なんで、みんな自分事として動いてくれないんだろう
過去のわたしは帰り道、そしてスタッフルームの隅で、何度そう溜息をついたか分かりません。
私はこれまで、看護師として現場を駆け回り、エリアマネージャーとして複数店舗を統括し、コンサルタントとして全国の現場に伴走してきました。
ありがたいことに頼っていただけることが増えましたが、最初から上手くいっていたわけではありません。
むしろ、最初の頃の私はタイトルのように不必要な「正論の塊」でした🤣
そして、その正論こそが、チームをバラバラに壊していた張本人だったのです。
今日は、私が10年の試行錯誤で、痛い目を見ながらようやく手放した「マネジメントの勘違い」についてお話しします。
1. 「正しいこと」が、必ずしも「人を動かす力」になるとは限らない。
プロ意識が高く、自分の仕事にこだわりを持つスタッフが集まる現場。
そこでは、みんなが「自分のやり方」にプライドを持っています。
かつての私は、良かれと思って「もっとこうすれば効率的だよ」「今の対応はここがダメだった」と、何かと正論をぶつけていました。
その時、自分では「良質なサービスのための指導」だと思っていたんです。
でもある時、気づきました。
信頼関係がない状態では、相手にとってはただの「否定」でしかない。
(※この気づきがその後のマネジメントにとって大きな変化となりました)
彼女たちが今まで大切にしてきたセンスや、積み上げてきた努力を無視して「正しいこと」を押し付けても、返ってくるのは冷ややかな視線と、形だけの返事。
「この人は、現場の何を知っているの?」 そんな顔、不満もたくさん聞こえてきました。

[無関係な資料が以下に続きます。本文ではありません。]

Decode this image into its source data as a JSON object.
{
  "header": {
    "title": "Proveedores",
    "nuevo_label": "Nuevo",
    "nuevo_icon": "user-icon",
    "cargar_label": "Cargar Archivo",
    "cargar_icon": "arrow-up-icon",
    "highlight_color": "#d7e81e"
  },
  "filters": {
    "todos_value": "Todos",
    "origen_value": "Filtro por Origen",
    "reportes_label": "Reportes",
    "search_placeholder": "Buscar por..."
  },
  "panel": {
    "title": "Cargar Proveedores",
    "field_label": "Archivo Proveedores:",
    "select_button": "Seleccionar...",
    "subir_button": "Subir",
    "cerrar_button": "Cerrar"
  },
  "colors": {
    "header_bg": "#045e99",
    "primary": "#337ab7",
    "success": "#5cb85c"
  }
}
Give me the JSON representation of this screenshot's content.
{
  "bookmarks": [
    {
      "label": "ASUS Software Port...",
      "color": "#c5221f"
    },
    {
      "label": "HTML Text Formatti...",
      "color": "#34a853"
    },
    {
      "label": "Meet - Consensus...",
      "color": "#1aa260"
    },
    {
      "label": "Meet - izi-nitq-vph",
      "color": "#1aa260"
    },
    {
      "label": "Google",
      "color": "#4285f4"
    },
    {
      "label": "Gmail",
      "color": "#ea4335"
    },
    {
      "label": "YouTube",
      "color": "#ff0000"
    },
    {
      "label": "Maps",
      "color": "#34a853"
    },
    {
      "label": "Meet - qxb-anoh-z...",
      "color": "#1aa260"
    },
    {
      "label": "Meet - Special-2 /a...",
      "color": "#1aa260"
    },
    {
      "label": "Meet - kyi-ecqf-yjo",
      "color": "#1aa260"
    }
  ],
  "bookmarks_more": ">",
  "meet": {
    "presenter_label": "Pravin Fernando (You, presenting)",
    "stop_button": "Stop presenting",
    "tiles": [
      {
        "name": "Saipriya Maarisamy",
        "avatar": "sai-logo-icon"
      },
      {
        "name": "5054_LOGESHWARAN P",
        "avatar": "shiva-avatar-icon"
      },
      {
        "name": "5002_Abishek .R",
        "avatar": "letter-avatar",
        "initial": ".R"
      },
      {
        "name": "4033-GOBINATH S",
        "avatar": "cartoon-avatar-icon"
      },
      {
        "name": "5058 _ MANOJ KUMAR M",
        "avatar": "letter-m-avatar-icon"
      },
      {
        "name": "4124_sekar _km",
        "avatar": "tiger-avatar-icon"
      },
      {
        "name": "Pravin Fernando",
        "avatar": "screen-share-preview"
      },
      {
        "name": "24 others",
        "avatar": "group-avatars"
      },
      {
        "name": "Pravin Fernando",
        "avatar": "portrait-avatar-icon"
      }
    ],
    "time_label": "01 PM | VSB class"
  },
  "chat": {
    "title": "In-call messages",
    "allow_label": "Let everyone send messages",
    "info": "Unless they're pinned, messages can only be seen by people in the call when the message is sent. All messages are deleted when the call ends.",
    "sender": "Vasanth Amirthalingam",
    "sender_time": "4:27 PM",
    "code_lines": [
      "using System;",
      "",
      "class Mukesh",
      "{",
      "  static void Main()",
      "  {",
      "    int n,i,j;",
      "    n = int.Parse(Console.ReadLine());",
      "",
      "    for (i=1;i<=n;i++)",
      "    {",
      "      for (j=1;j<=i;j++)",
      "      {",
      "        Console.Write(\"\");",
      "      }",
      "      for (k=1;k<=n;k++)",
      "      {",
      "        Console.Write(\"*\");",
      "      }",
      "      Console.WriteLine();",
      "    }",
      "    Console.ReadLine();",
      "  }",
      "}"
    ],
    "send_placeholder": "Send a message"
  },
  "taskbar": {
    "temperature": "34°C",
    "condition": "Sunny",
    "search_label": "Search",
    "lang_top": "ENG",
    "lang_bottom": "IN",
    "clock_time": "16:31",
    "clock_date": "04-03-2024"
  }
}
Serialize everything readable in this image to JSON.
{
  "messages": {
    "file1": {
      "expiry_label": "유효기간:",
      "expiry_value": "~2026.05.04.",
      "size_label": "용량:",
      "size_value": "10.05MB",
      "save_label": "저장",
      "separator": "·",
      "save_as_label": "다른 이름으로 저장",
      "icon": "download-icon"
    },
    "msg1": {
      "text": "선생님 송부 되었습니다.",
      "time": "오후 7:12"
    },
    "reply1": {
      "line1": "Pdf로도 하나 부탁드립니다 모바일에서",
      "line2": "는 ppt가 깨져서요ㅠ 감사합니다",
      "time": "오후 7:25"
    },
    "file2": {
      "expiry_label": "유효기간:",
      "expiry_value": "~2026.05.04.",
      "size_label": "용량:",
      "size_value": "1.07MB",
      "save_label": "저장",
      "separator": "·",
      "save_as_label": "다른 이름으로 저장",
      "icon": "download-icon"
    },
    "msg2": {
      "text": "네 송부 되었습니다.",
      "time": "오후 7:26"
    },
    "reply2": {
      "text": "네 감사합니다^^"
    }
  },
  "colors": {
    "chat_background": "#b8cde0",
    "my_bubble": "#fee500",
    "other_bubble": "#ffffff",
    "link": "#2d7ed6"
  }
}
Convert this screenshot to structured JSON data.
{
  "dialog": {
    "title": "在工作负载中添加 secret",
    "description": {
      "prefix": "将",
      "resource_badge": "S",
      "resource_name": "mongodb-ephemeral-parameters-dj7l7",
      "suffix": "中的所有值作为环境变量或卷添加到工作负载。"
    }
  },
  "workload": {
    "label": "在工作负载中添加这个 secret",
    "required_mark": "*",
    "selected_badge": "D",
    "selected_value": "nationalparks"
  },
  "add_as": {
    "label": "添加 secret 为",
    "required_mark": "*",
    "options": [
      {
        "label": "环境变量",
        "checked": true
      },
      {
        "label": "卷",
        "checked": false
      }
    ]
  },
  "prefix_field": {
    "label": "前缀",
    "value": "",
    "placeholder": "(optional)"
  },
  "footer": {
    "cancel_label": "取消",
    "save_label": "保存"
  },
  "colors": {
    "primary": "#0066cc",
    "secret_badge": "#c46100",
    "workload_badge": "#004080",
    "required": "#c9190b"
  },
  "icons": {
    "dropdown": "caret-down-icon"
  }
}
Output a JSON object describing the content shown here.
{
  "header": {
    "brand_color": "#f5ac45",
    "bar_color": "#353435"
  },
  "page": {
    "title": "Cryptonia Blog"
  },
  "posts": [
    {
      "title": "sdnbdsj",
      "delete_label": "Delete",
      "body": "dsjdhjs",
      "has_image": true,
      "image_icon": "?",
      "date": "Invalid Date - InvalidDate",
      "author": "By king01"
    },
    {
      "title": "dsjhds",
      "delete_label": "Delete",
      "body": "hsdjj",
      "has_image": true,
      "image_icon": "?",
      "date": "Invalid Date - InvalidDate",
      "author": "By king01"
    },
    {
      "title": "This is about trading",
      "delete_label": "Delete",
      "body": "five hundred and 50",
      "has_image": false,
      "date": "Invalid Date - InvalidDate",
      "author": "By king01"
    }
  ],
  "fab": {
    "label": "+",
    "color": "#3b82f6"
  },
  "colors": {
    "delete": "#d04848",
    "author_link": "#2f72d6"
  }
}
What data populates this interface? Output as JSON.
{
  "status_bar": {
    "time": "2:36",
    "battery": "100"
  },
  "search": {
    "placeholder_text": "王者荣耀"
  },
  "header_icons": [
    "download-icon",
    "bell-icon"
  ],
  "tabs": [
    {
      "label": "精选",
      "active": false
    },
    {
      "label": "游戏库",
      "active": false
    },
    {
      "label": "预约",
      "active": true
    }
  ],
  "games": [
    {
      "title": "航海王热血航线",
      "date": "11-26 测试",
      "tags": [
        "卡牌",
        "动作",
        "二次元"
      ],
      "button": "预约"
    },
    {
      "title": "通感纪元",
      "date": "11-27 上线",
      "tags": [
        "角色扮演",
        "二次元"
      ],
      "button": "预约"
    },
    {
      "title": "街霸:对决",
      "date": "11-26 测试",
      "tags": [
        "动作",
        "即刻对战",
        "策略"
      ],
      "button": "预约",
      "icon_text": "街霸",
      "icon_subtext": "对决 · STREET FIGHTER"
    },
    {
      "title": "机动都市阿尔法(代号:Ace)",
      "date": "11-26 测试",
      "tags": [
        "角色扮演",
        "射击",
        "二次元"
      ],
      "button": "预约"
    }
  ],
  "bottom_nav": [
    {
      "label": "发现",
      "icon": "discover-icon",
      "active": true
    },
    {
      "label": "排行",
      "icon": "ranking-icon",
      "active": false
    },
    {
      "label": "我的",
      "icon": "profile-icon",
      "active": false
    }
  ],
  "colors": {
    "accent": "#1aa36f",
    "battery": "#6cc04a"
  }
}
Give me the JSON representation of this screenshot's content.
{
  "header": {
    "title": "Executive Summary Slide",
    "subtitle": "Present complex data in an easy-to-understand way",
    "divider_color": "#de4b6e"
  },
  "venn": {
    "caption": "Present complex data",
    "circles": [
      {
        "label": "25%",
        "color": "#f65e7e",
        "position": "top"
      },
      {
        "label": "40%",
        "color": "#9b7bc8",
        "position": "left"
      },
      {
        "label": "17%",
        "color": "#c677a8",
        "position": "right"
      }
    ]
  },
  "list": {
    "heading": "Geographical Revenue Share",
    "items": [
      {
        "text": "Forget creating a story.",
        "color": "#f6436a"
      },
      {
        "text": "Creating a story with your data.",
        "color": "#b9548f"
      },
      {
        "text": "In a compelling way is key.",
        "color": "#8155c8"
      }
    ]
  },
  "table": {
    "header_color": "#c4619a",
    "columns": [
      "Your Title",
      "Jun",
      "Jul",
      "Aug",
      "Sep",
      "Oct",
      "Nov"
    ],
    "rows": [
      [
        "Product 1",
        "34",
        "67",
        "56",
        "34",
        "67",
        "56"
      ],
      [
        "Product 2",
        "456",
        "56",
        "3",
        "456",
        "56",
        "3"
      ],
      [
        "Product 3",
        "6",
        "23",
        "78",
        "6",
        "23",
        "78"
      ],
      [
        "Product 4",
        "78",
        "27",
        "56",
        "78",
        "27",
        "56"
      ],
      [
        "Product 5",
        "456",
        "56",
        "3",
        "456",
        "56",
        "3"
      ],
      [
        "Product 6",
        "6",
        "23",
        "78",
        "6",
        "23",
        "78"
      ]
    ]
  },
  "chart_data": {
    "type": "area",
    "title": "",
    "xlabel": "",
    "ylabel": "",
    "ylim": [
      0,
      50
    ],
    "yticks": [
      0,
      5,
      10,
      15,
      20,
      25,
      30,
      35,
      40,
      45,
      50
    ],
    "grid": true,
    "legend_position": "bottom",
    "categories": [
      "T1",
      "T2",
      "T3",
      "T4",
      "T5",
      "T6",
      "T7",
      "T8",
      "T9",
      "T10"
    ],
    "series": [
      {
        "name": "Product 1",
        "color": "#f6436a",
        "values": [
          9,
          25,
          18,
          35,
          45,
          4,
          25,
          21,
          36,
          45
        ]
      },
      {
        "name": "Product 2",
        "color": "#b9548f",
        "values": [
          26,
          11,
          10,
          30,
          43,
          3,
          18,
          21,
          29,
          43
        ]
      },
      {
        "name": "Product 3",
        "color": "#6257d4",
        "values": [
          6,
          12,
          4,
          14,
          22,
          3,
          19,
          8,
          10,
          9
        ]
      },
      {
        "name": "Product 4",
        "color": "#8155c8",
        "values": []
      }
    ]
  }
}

そこから私は、まず自分の口を閉じ、相手の「こだわり」を聴くことに全力を注いでみました👂
「なぜそうしているのか?」その裏側にある彼女たちなりのプライドを理解し、心からのリスペクトを伝える。ここからがスタートでした✨
正論を横に置いて、一人の人間として向き合ったとき。
ようやく、相手と会話が通い始めたのを感じました。
2. 「採用」で妥協したツケは、必ず現場が払うことになる
コンサルとして多くの組織を見てきて、確信したこと。
それは、マネジメントの悩みの大半は、実は「教育」ではなく「採用」の時点で始まっているということです。
「人手が足りないから」「即戦力になりそうだから」と、組織の空気や価値観に合わない人を無理に迎えてしまう。
当時の私は「入ってから教育すればいい」と甘く考えていました。
でも、価値観のズレは、どれだけスキルがあっても埋まりません。
むしろ、その一人のズレが、今いる一生懸命なスタッフたちの心を消耗させ、全体の空気が見えないところで悪くなっていく。
そして、頑張ってきたスタッフが「退職したい」と申し出る事態にも。
可能な限り「誰を仲間に迎えるか」を妥協しないこと。
それが、結果として今いるメンバーを一番守ることになり、マネジメントの苦しみから解放される一つの道だと、私は多くの失敗から学びました。
3. リーダーの仕事は、みんなの「機嫌」を整えること
質の高いホスピタリティが求められる現場は、スタッフの「機嫌」がダイレクトにお客様への価値に繋がる場所です😌
(※経験上、分かりやすく表れます)
スタッフが朝から「今日も忙しいな…」「あの人と組むの嫌だな…」と暗い気持ちでいたら、どんなに立派なマニュアルがあっても、最高のおもてなしなんて不可能です。
私は、難しい理論を語るのをやめました。
代わりに、スタッフとの些細な会話を増やし、「今日、気持ちよく働けているか」に全神経を使っています。
「さっきのあの対応、めちゃくちゃよかったね」
「疲れてない?対応ありがとう」
「何かあった?」
そんな、些細な、でも温かみのあるやり取り。
リーダーがスタッフの心を軽くすれば、スタッフはお客様の心を軽くできる。この「幸せの連鎖」を作ることこそが、マネジメントの本当の仕事だと思っています。
最後に
私は、立派な人ではありませんし、
今でも迷うし、失敗して落ち込むこともたくさんあります😭
でも、10年前の私と同じように「部下が動いてくれない」「自分が動くしかない」と孤独に戦っているリーダーの皆さんに、
一人で背負いすぎないで、 そして、方法を知らないだけかもしれません。
そんな思いで現場を知り尽くした「伴走者」として、これからは力になれたらと思っています。